Alwyn was very much the polymath – a virtuoso flutist, a strong painter deriving from Cezanne, a fine essayist, and a prize-winning translator of modern French poetry, as well as a composer and effective administrator. He scored many documentaries and some of the best British films of the 40s, but generally viewed his movie work as a paid chance to "practice" orchestration to improve his concert works. He was far too hard on himself. In fact, the main problem with Alwyn's film music (the Max Steinerish Wagnerian subcommentary aside, which he falls back on in the longer sequences) is that the ideas are a little too big: you want to hear further development, as in a symphonic movement. Both the "Prélude" and "Police Chase" sequences of Odd Man Out suffer from this.
The History of Mr. Polly, on the other hand, shows Alwyn's genuine gift for comedy, to some extent a matter of witty and vulgar quotation – for example, in "Wedding and Funeral" he raises Mendelssohn's wedding march to Elgarian splendor at the wedding of Mr. Polly, a draper's assistant, to an ambitious termagant and later plunges it into Chopinesque funerea at the funeral of Mr. Polly's father. In "Murder Arsonical" (where Mr. Polly sets fire to his shop, so that a faked suicide can allow him to escape his wife), bits of Wagner's Magic Fire music keep threatening to break out, while the entire section ends with a boozy quote of "The Bear Went over the Mountain." Also a genuine charmer worth mention is the high-spirited little fugue of the "Punting Scene," scored with almost elfin delicacy. For me, this is Alwyn's most effective film score.

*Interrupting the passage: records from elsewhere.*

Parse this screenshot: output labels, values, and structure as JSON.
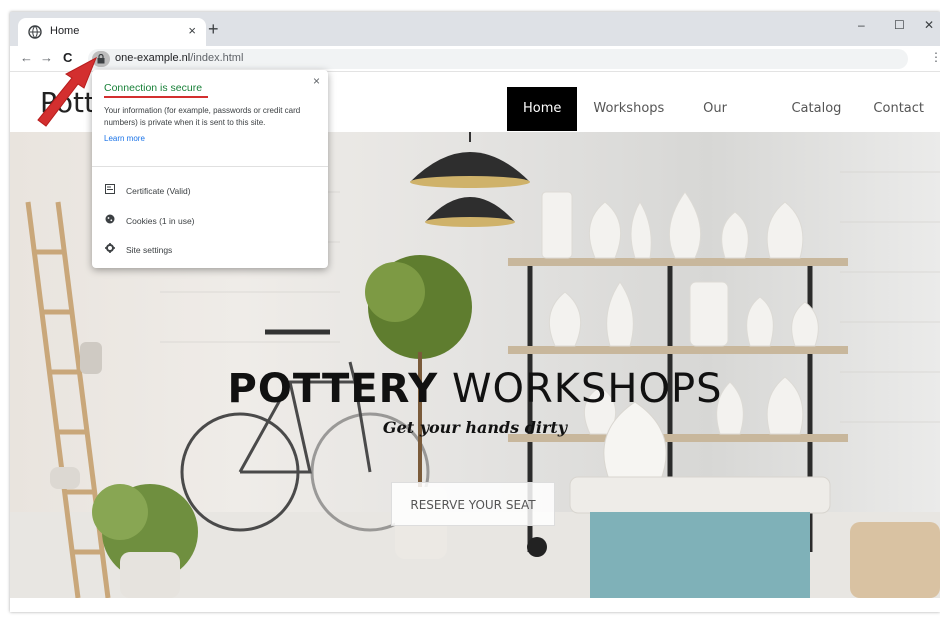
{
  "browser": {
    "tab_title": "Home",
    "tab_close": "×",
    "new_tab": "+",
    "window_controls": {
      "minimize": "–",
      "maximize": "☐",
      "close": "✕"
    },
    "nav": {
      "back": "←",
      "forward": "→",
      "reload": "C"
    },
    "url_host": "one-example.nl",
    "url_path": "/index.html",
    "star": "☆",
    "menu": "⋮"
  },
  "site": {
    "logo": "Pott",
    "nav": [
      {
        "label": "Home",
        "active": true
      },
      {
        "label": "Workshops ⌄",
        "active": false
      },
      {
        "label": "Our Story",
        "active": false
      },
      {
        "label": "Catalog",
        "active": false
      },
      {
        "label": "Contact",
        "active": false
      }
    ]
  },
  "hero": {
    "title_bold": "POTTERY",
    "title_light": " WORKSHOPS",
    "subtitle": "Get your hands dirty",
    "button": "RESERVE YOUR SEAT"
  },
  "security_popup": {
    "close": "×",
    "title": "Connection is secure",
    "description": "Your information (for example, passwords or credit card numbers) is private when it is sent to this site.",
    "link": "Learn more",
    "rows": [
      {
        "icon": "certificate-icon",
        "label": "Certificate (Valid)"
      },
      {
        "icon": "cookie-icon",
        "label": "Cookies (1 in use)"
      },
      {
        "icon": "gear-icon",
        "label": "Site settings"
      }
    ]
  },
  "colors": {
    "secure_green": "#188038",
    "link_blue": "#1a73e8",
    "annotation_red": "#d32f2f",
    "nav_active_bg": "#000000"
  }
}
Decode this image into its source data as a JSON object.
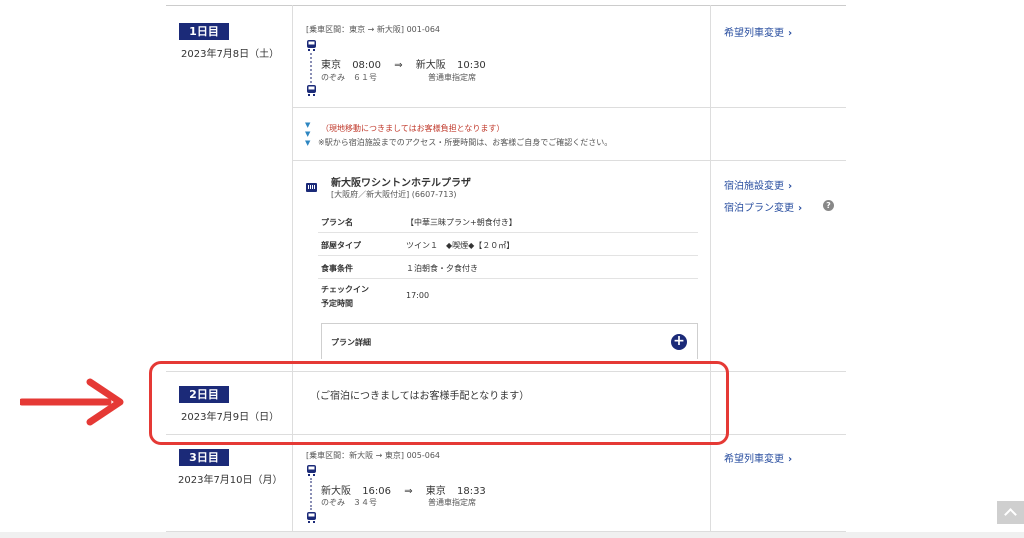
{
  "day1": {
    "badge": "1日目",
    "date": "2023年7月8日（土）",
    "train": {
      "section": "[乗車区間：東京 → 新大阪] 001-064",
      "from": "東京",
      "dep_time": "08:00",
      "arrow": "⇒",
      "to": "新大阪",
      "arr_time": "10:30",
      "train_name": "のぞみ　６１号",
      "seat": "普通車指定席"
    },
    "change_train_link": "希望列車変更",
    "notice": {
      "red": "（現地移動につきましてはお客様負担となります）",
      "note": "※駅から宿泊施設までのアクセス・所要時間は、お客様ご自身でご確認ください。"
    },
    "hotel": {
      "name": "新大阪ワシントンホテルプラザ",
      "area": "[大阪府／新大阪付近] (6607-713)",
      "rows": [
        {
          "label": "プラン名",
          "value": "【中華三昧プラン+朝食付き】"
        },
        {
          "label": "部屋タイプ",
          "value": "ツイン１　◆喫煙◆【２０㎡】"
        },
        {
          "label": "食事条件",
          "value": "１泊朝食・夕食付き"
        },
        {
          "label": "チェックイン",
          "label2": "予定時間",
          "value": "17:00"
        }
      ],
      "plan_detail": "プラン詳細"
    },
    "change_hotel_link": "宿泊施設変更",
    "change_plan_link": "宿泊プラン変更"
  },
  "day2": {
    "badge": "2日目",
    "date": "2023年7月9日（日）",
    "message": "（ご宿泊につきましてはお客様手配となります）"
  },
  "day3": {
    "badge": "3日目",
    "date": "2023年7月10日（月）",
    "train": {
      "section": "[乗車区間：新大阪 → 東京] 005-064",
      "from": "新大阪",
      "dep_time": "16:06",
      "arrow": "⇒",
      "to": "東京",
      "arr_time": "18:33",
      "train_name": "のぞみ　３４号",
      "seat": "普通車指定席"
    },
    "change_train_link": "希望列車変更"
  },
  "icons": {
    "chevron": "›",
    "plus": "+",
    "help": "?"
  },
  "colors": {
    "badge": "#1b2a78",
    "link": "#2a4fa0",
    "highlight": "#e53935",
    "notice": "#c0392b"
  }
}
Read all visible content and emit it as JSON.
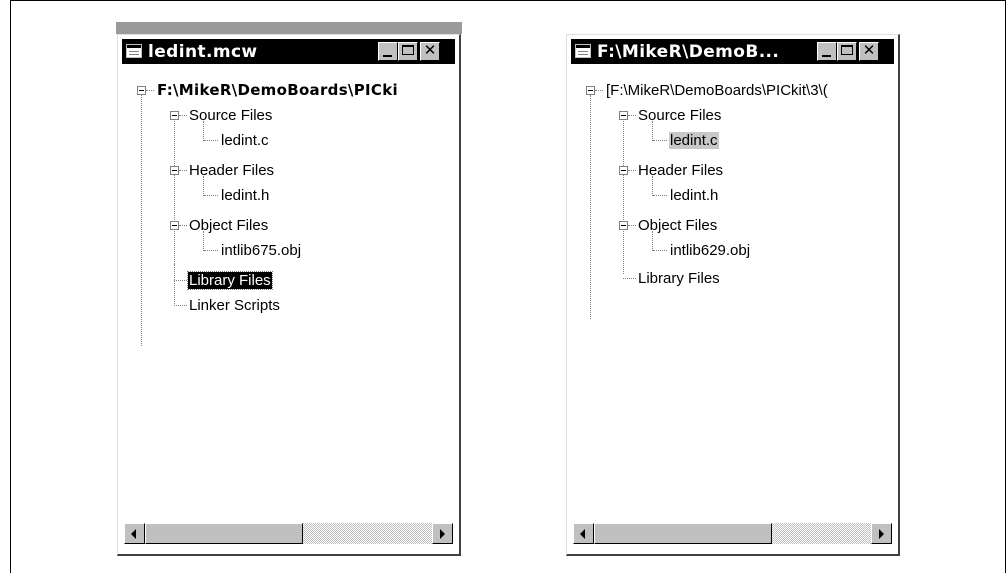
{
  "window_left": {
    "title": "ledint.mcw",
    "controls": {
      "minimize": "minimize-icon",
      "maximize": "maximize-icon",
      "close": "close-icon"
    },
    "tree": {
      "root": "F:\\MikeR\\DemoBoards\\PICki",
      "source_files": "Source Files",
      "source_file_1": "ledint.c",
      "header_files": "Header Files",
      "header_file_1": "ledint.h",
      "object_files": "Object Files",
      "object_file_1": "intlib675.obj",
      "library_files": "Library Files",
      "linker_scripts": "Linker Scripts"
    },
    "selected_item": "Library Files"
  },
  "window_right": {
    "title": "F:\\MikeR\\DemoB...",
    "controls": {
      "minimize": "minimize-icon",
      "maximize": "maximize-icon",
      "close": "close-icon"
    },
    "tree": {
      "root": "[F:\\MikeR\\DemoBoards\\PICkit\\3\\(",
      "source_files": "Source Files",
      "source_file_1": "ledint.c",
      "header_files": "Header Files",
      "header_file_1": "ledint.h",
      "object_files": "Object Files",
      "object_file_1": "intlib629.obj",
      "library_files": "Library Files"
    },
    "selected_item": "ledint.c"
  },
  "colors": {
    "titlebar": "#000000",
    "title_text": "#ffffff",
    "selection_left": "#000000",
    "selection_right": "#c8c8c8",
    "chrome": "#c0c0c0"
  }
}
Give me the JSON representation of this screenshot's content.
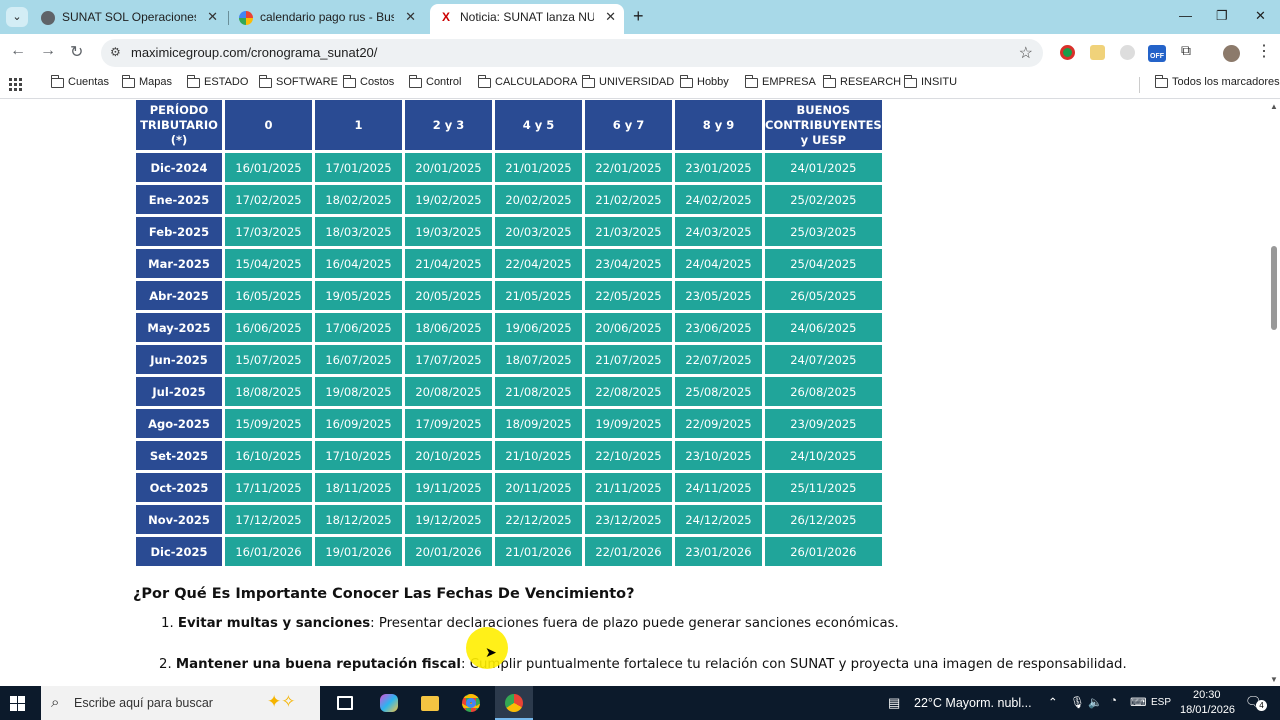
{
  "browser": {
    "tabs": [
      {
        "title": "SUNAT SOL Operaciones en Línea",
        "active": false
      },
      {
        "title": "calendario pago rus - Buscar con Google",
        "active": false
      },
      {
        "title": "Noticia: SUNAT lanza NUEVO Cronograma",
        "active": true
      }
    ],
    "url": "maximicegroup.com/cronograma_sunat20/",
    "bookmarks": [
      "Cuentas",
      "Mapas",
      "ESTADO",
      "SOFTWARE",
      "Costos",
      "Control",
      "CALCULADORA",
      "UNIVERSIDAD",
      "Hobby",
      "EMPRESA",
      "RESEARCH",
      "INSITU"
    ],
    "all_bookmarks": "Todos los marcadores",
    "ext_badge": "OFF"
  },
  "table": {
    "headers": [
      "PERÍODO TRIBUTARIO (*)",
      "0",
      "1",
      "2 y 3",
      "4 y 5",
      "6 y 7",
      "8 y 9",
      "BUENOS CONTRIBUYENTES y UESP"
    ],
    "rows": [
      {
        "period": "Dic-2024",
        "dates": [
          "16/01/2025",
          "17/01/2025",
          "20/01/2025",
          "21/01/2025",
          "22/01/2025",
          "23/01/2025",
          "24/01/2025"
        ]
      },
      {
        "period": "Ene-2025",
        "dates": [
          "17/02/2025",
          "18/02/2025",
          "19/02/2025",
          "20/02/2025",
          "21/02/2025",
          "24/02/2025",
          "25/02/2025"
        ]
      },
      {
        "period": "Feb-2025",
        "dates": [
          "17/03/2025",
          "18/03/2025",
          "19/03/2025",
          "20/03/2025",
          "21/03/2025",
          "24/03/2025",
          "25/03/2025"
        ]
      },
      {
        "period": "Mar-2025",
        "dates": [
          "15/04/2025",
          "16/04/2025",
          "21/04/2025",
          "22/04/2025",
          "23/04/2025",
          "24/04/2025",
          "25/04/2025"
        ]
      },
      {
        "period": "Abr-2025",
        "dates": [
          "16/05/2025",
          "19/05/2025",
          "20/05/2025",
          "21/05/2025",
          "22/05/2025",
          "23/05/2025",
          "26/05/2025"
        ]
      },
      {
        "period": "May-2025",
        "dates": [
          "16/06/2025",
          "17/06/2025",
          "18/06/2025",
          "19/06/2025",
          "20/06/2025",
          "23/06/2025",
          "24/06/2025"
        ]
      },
      {
        "period": "Jun-2025",
        "dates": [
          "15/07/2025",
          "16/07/2025",
          "17/07/2025",
          "18/07/2025",
          "21/07/2025",
          "22/07/2025",
          "24/07/2025"
        ]
      },
      {
        "period": "Jul-2025",
        "dates": [
          "18/08/2025",
          "19/08/2025",
          "20/08/2025",
          "21/08/2025",
          "22/08/2025",
          "25/08/2025",
          "26/08/2025"
        ]
      },
      {
        "period": "Ago-2025",
        "dates": [
          "15/09/2025",
          "16/09/2025",
          "17/09/2025",
          "18/09/2025",
          "19/09/2025",
          "22/09/2025",
          "23/09/2025"
        ]
      },
      {
        "period": "Set-2025",
        "dates": [
          "16/10/2025",
          "17/10/2025",
          "20/10/2025",
          "21/10/2025",
          "22/10/2025",
          "23/10/2025",
          "24/10/2025"
        ]
      },
      {
        "period": "Oct-2025",
        "dates": [
          "17/11/2025",
          "18/11/2025",
          "19/11/2025",
          "20/11/2025",
          "21/11/2025",
          "24/11/2025",
          "25/11/2025"
        ]
      },
      {
        "period": "Nov-2025",
        "dates": [
          "17/12/2025",
          "18/12/2025",
          "19/12/2025",
          "22/12/2025",
          "23/12/2025",
          "24/12/2025",
          "26/12/2025"
        ]
      },
      {
        "period": "Dic-2025",
        "dates": [
          "16/01/2026",
          "19/01/2026",
          "20/01/2026",
          "21/01/2026",
          "22/01/2026",
          "23/01/2026",
          "26/01/2026"
        ]
      }
    ]
  },
  "article": {
    "heading": "¿Por Qué Es Importante Conocer Las Fechas De Vencimiento?",
    "items": [
      {
        "num": "1.",
        "bold": "Evitar multas y sanciones",
        "text": ": Presentar declaraciones fuera de plazo puede generar sanciones económicas."
      },
      {
        "num": "2.",
        "bold": "Mantener una buena reputación fiscal",
        "text": ": Cumplir puntualmente fortalece tu relación con SUNAT y proyecta una imagen de responsabilidad."
      }
    ]
  },
  "taskbar": {
    "search_placeholder": "Escribe aquí para buscar",
    "weather": "22°C  Mayorm. nubl...",
    "language": "ESP",
    "time": "20:30",
    "date": "18/01/2026",
    "notifications": "4"
  },
  "colors": {
    "header_blue": "#2a4b93",
    "cell_teal": "#20a59a",
    "tabbar": "#a8d9e8"
  }
}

Both the public and film insiders acclaimed Alwyn's music for The Fallen Idol, but while highly effective in the film, the music is far too closely tied to action and image (in fact, in many places it makes most of the film's emotional impact) to stand well on its own. Unlike, say, Walton's set pieces for Henry V or even Alwyn's score for Odd Man Out, there's little musical logic in the sections. It makes its mark in the film, but I don't particularly care to hear it in concert form.
Incidentally, much of Alwyn's (and Walton's) film music was lost by Pinewood Studios. Mary Alwyn, the composer's widow, found some scores and sketches while cleaning out her attic. The major job of putting them into coherent suites fell to the late Christopher Palmer, an ardent and supremely gifted champion of film composers, as a scholar, polemicist, and compositeur, restorer, and stitcher-together of soundtrack scraps. Whenever I saw his name on an album or CD, my heart skipped a bit at the thought of the wonderful present I was about to give myself. I will miss him.
Hickox and the London Symphony do very well, and the sound is Chandos' usual superbly spacious.